That the GPU is soldered, memory is soldered, and differences in chip count are all insignificant to my point. They prove that it can be done and in the past, we've had FB-DIMMS with huge transfer rates
You do realize that FBDIMMs are actually SERIAL using TMDS signaling, right? This exactly what I said... serial interfaces have a much easier time getting through sockets and slots at very high speeds because every bit can be locked on individually, no need to worry about clock skew between bits the way wide high speed parallel interfaces do.
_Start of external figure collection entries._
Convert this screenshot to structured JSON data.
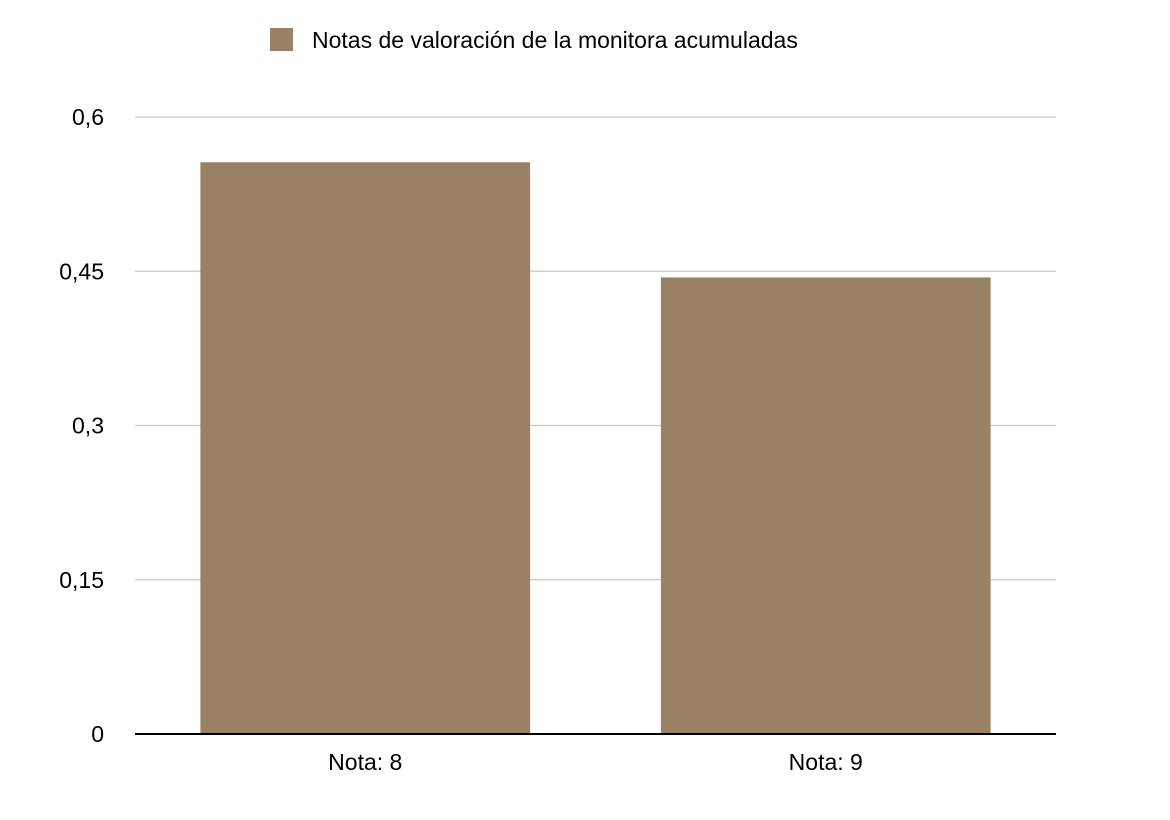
{
  "colors": {
    "bar": "#9a8064",
    "grid": "#c8c8c8",
    "axis": "#000000",
    "background": "#ffffff"
  },
  "chart_data": {
    "type": "bar",
    "categories": [
      "Nota: 8",
      "Nota: 9"
    ],
    "series": [
      {
        "name": "Notas de valoración de la monitora acumuladas",
        "values": [
          0.556,
          0.444
        ]
      }
    ],
    "yticks": [
      0,
      0.15,
      0.3,
      0.45,
      0.6
    ],
    "ytick_labels": [
      "0",
      "0,15",
      "0,3",
      "0,45",
      "0,6"
    ],
    "ylim": [
      0,
      0.6
    ],
    "grid": true,
    "legend_position": "top-center",
    "title": "",
    "xlabel": "",
    "ylabel": ""
  }
}
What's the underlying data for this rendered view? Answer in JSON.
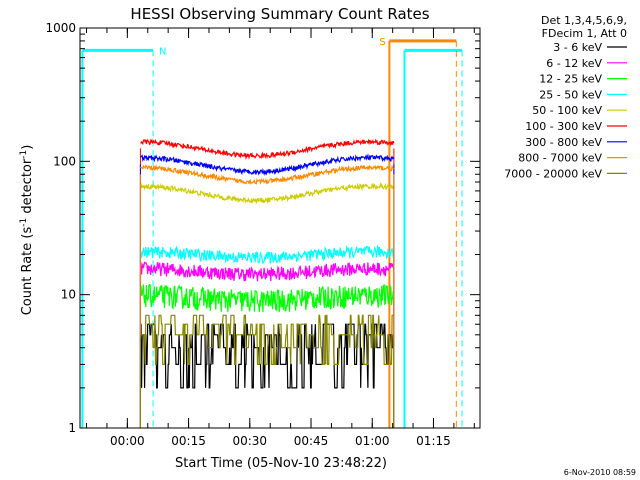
{
  "chart_data": {
    "type": "line",
    "title": "HESSI Observing Summary Count Rates",
    "xlabel": "Start Time (05-Nov-10 23:48:22)",
    "ylabel": "Count Rate (s",
    "ylabel_sup1": "-1",
    "ylabel_mid": " detector",
    "ylabel_sup2": "-1",
    "ylabel_end": ")",
    "ylog": true,
    "ylim": [
      1,
      1000
    ],
    "xlim_minutes": [
      -11.6,
      86.4
    ],
    "x_tick_labels": [
      "00:00",
      "00:15",
      "00:30",
      "00:45",
      "01:00",
      "01:15"
    ],
    "x_tick_minutes": [
      0,
      15,
      30,
      45,
      60,
      75
    ],
    "y_tick_labels": [
      "1",
      "10",
      "100",
      "1000"
    ],
    "y_tick_values": [
      1,
      10,
      100,
      1000
    ],
    "legend_header": [
      "Det 1,3,4,5,6,9,",
      "FDecim 1, Att 0"
    ],
    "legend_position": "right, outside plot",
    "series": [
      {
        "name": "3 - 6 keV",
        "color": "#000000",
        "baseline": 3,
        "noise": 0.55,
        "step": true
      },
      {
        "name": "6 - 12 keV",
        "color": "#ff00ff",
        "baseline": 15,
        "noise": 0.12
      },
      {
        "name": "12 - 25 keV",
        "color": "#00ff00",
        "baseline": 9.5,
        "noise": 0.2
      },
      {
        "name": "25 - 50 keV",
        "color": "#00ffff",
        "baseline": 20,
        "noise": 0.1
      },
      {
        "name": "50 - 100 keV",
        "color": "#cccc00",
        "baseline": 58,
        "noise": 0.04
      },
      {
        "name": "100 - 300 keV",
        "color": "#ff0000",
        "baseline": 125,
        "noise": 0.04
      },
      {
        "name": "300 - 800 keV",
        "color": "#0000ff",
        "baseline": 95,
        "noise": 0.04
      },
      {
        "name": "800 - 7000 keV",
        "color": "#ff8800",
        "baseline": 80,
        "noise": 0.04
      },
      {
        "name": "7000 - 20000 keV",
        "color": "#888800",
        "baseline": 4.5,
        "noise": 0.45,
        "step": true
      }
    ],
    "data_start_minute": 3.2,
    "data_end_minute": 65.3,
    "markers": [
      {
        "label": "N",
        "color": "#00ffff",
        "minute": 6.3,
        "level": 680
      },
      {
        "label": "S",
        "color": "#ff8800",
        "minute": 64.2,
        "level": 800
      }
    ],
    "saa_bands": [
      {
        "start": -11.0,
        "end": 6.3,
        "color": "#00ffff",
        "level": 680
      },
      {
        "start": 67.9,
        "end": 82.0,
        "color": "#00ffff",
        "level": 680
      },
      {
        "start": 64.2,
        "end": 80.6,
        "color": "#ff8800",
        "level": 800
      }
    ],
    "timestamp": "6-Nov-2010 08:59"
  }
}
DDR uses strobe signals to break down the 64-bits DIMM bus into separately "clocked" 8bits groups but even this starts getting touchy beyond 2GT/s: if you have a 100ps setup and hold time on the bus, you have less than 300ps of wiggle-room left for everything else.
Again, no serious loss for DDR3. Furthermore, many newer high-frequency DDR3 modules with decent timings can be underclocked and timing-tightened much tighter than even DDR2 modules achieved.
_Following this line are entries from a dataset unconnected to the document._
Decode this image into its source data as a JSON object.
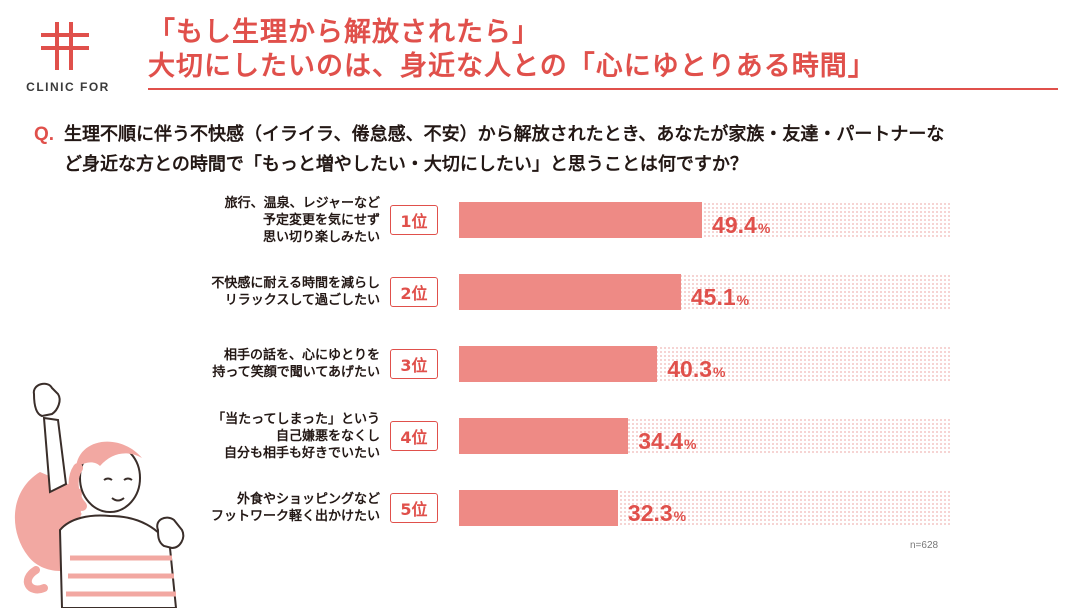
{
  "brand": {
    "name": "CLINIC FOR",
    "color": "#e0504b"
  },
  "title": {
    "line1": "「もし生理から解放されたら」",
    "line2": "大切にしたいのは、身近な人との「心にゆとりある時間」"
  },
  "question": {
    "mark": "Q.",
    "line1": "生理不順に伴う不快感（イライラ、倦怠感、不安）から解放されたとき、あなたが家族・友達・パートナーな",
    "line2": "ど身近な方との時間で「もっと増やしたい・大切にしたい」と思うことは何ですか？"
  },
  "chart_data": {
    "type": "bar",
    "orientation": "horizontal",
    "ylim": [
      0,
      100
    ],
    "unit": "%",
    "sample_size": "n=628",
    "bar_color": "#ee8a85",
    "accent_color": "#e0504b",
    "items": [
      {
        "rank": "1位",
        "label_lines": [
          "旅行、温泉、レジャーなど",
          "予定変更を気にせず",
          "思い切り楽しみたい"
        ],
        "value": 49.4,
        "value_text": "49.4"
      },
      {
        "rank": "2位",
        "label_lines": [
          "不快感に耐える時間を減らし",
          "リラックスして過ごしたい"
        ],
        "value": 45.1,
        "value_text": "45.1"
      },
      {
        "rank": "3位",
        "label_lines": [
          "相手の話を、心にゆとりを",
          "持って笑顔で聞いてあげたい"
        ],
        "value": 40.3,
        "value_text": "40.3"
      },
      {
        "rank": "4位",
        "label_lines": [
          "「当たってしまった」という",
          "自己嫌悪をなくし",
          "自分も相手も好きでいたい"
        ],
        "value": 34.4,
        "value_text": "34.4"
      },
      {
        "rank": "5位",
        "label_lines": [
          "外食やショッピングなど",
          "フットワーク軽く出かけたい"
        ],
        "value": 32.3,
        "value_text": "32.3"
      }
    ]
  },
  "icons": {
    "logo": "clinic-cross-logo-icon",
    "illustration": "cheering-woman-illustration"
  }
}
But the overall latency x period yields roughly the same effective latency in terms of nanoseconds and gimping your clock rates achieves nothing more than sacrifice bandwidth. In benchmarks, higher bandwidth with lower effective latency practically always wins even if latency is numerically higher.
Most DDR2-800 (and even DDR2-1066) RAM I can see on Newegg is 5-5-5, not 6 or 7 while DDR3-1066 is overwhelmingly 7-7-7.
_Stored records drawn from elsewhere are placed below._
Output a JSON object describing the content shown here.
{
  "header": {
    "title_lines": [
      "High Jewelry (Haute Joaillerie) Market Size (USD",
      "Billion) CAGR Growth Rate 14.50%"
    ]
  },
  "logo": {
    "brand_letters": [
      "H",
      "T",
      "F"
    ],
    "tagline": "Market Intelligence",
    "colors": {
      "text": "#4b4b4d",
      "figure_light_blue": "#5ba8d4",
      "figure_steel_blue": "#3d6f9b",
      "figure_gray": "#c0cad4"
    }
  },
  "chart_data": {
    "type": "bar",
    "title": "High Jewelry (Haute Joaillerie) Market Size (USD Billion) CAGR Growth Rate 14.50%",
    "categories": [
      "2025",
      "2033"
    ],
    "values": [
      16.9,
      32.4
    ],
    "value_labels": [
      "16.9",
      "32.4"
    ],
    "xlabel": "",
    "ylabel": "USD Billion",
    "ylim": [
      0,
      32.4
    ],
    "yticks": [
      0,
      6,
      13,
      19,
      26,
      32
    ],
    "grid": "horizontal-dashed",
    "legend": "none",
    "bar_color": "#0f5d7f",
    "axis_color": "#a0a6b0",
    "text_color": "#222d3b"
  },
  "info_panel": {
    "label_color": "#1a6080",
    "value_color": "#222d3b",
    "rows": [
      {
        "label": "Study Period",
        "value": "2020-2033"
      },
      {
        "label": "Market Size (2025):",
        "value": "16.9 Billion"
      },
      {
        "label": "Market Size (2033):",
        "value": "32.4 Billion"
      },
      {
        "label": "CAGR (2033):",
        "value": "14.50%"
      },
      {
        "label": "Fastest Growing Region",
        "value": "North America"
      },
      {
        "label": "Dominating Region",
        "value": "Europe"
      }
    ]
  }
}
Lets crunch some numbers...
- DDR2-800-5 = 5 / 800 = 6.25ns effective latency
- DDR3-1066-7 = 7 x 1/1066 = 6.5ns
- DDR3-1600-9 = 9 / 1600 = 5.625ns
- DDR4-2133-14 = 14 / 2133 = 6.5ns (based on photos of pre-launch packaging)
The ~50% cycles latency bump at the transition boundary between technologies usually favors the older stuff in benchmarks. DDR3-1600 may have higher latency cycle count than DDR2 or lower speed DDR3 but it still has lower effective latency even without having to pay for premium low-latency bins at higher frequency and latency cycle count.
If the main objective is feeding an IGP, it makes no sense to sacrifice bandwidth for lower latency and in most CPU benchmarks, it makes little to no sense either when the clock rises high enough to offset latency cycle bumps. For mainstream RAM, whatever the current definition of mainstream may be, we we have been around the 6ns mark for most of the past 10 years.
As for "chip count not being a problem", interface width and JEDEC are.
Chips with wider data busses draw more current from their IOB power plane, need their internal architecture to be that much wider and likely slower. This means wider chips run significantly hotter (2/4/8X as much stuff happening inside, may actually require heat spreader) and also means it becomes more difficult to adequately bypass/filter the power supply to support higher speeds.
The other thing is that JEDEC defined the DIMM interface as having one strobe signal per 8bits data group so having one 8bits chip per strobe signal (or a pair for double-sided DIMMs) is practically dictated by the standard itself - try finding a 1GB DDR3 DIMM that isn't 8x128MB configuration even though today's 1GB ICs would make a single-chip DIMM theoretically possible.
Many things sound nice in theory but hit brick walls in practice.